The Latest on Southeast Asia: June 24, 2021

International condemnation of the military junta in Myanmar has mounted in recent weeks. The G7 leaders issued a statement on June 13 strongly denouncing the February 1 coup. The leaders also called for the release of political prisoners, expressed support for peaceful pro-democracy demonstrators, urged the swift implementation of ASEAN’s Five Point Consensus, and demanded unfettered humanitarian access. While not surprising, the statement was an important affirmation of unity among the world’s seven wealthiest democracies. The consensus also comes amid a flurry of new sanctions against the junta by the United States, United Kingdom, and European Union.
 
The UN General Assembly on June 18 passed a non-binding resolution calling on all nations to refrain from selling arms to the Myanmar military. Russia, China, India, and four ASEAN members—Thailand, Laos, Cambodia, and Brunei—abstained. But the other six members of the grouping supported the resolution, suggesting their increasing frustration with both the junta and the fracturing of ASEAN consensus on the matter. Myanmar’s UN ambassador Kyaw Moe Tun, who opposes the junta and has refused its orders to step down, expressed disappointment at what he called a “watered down” resolution.
 
The military leadership in Myanmar, meanwhile, has worked to tighten relations with China and Russia, its two largest arms providers. This combined with their abstentions suggests that Beijing and especially Moscow have no intention of cutting off arms to the Myanmar military. On June 20, junta leader Min Aung Hlaing flew to Moscow, where he and Russian Security Council chief Nikolai Patrushev discussed the “fight against terrorism” and foreign interference in Myanmar, and committed to a closer bilateral security relationship. On the way to Moscow, Min Aung Hlaing had stopped off in Irkutsk, the Siberian manufacturing hub for Sukhoi Su-30 fighter jets. Immediately after returning from Russia, the junta chief met with China’s ambassador Chen Hai. Afterward, the embassy posted to Facebook referring to Min Aung Hlaing as Myanmar’s “leader.”
 
This seeming recognition of the junta chief as head of state sets China apart from even Myanmar’s other neighbors. Fellow ASEAN members continue to tacitly legitimize his regime by engaging with its representatives, including at the June 6-8 China-ASEAN summit in Chongqing, while refusing to give the opposition National Unity Government a seat at the table.

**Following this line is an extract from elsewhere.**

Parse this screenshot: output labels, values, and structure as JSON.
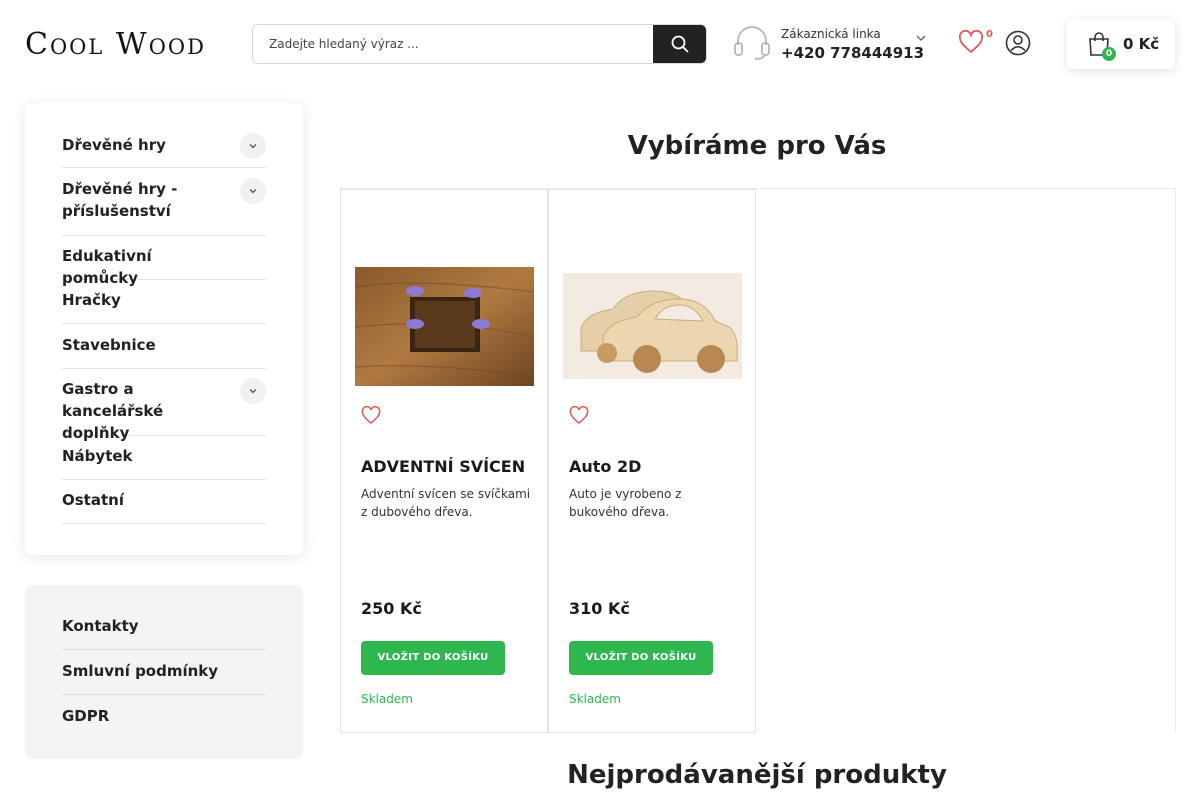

But they are careful to refer to Min Aung Hlaing simply as “commander-in-chief.” That this is more than window dressing, at least for some ASEAN members, was evident by the angry reactions to Brunei’s recent diplomatic efforts. The sultanate, which chairs ASEAN this year, dispatched Second Foreign Minister Erywan Yusof alongside ASEAN Secretary-General Lim Jock Hoi—himself Bruneian—to Myanmar on June 4-5 to meet with Min Aung Hlaing in a failed attempt to implement ASEAN’s Five Point Consensus. The trip, which didn’t have the formal blessing of other ASEAN members, was seen as granting far too much legitimacy to the junta.
 
The United States is also wrestling with how to engage the junta, or at least international bodies to which it is still being welcomed, without legitimizing it. On June 16, Defense Secretary Lloyd Austin attended the virtual ASEAN Defense Ministers’ Meeting Plus at which the military-appointed defense minister Myat Tun Oo was present. The image of both sharing a screen provoked some criticism. Austin used the opportunity to strongly urge Myanmar’s military to “change course” and did not interact directly with Myat Tun Oo. But the meeting foreshadowed the much more difficult choice Washington could face in the fall regarding whether President Biden should attend ASEAN-related summits at which Min Aung Hlaing will likely be present.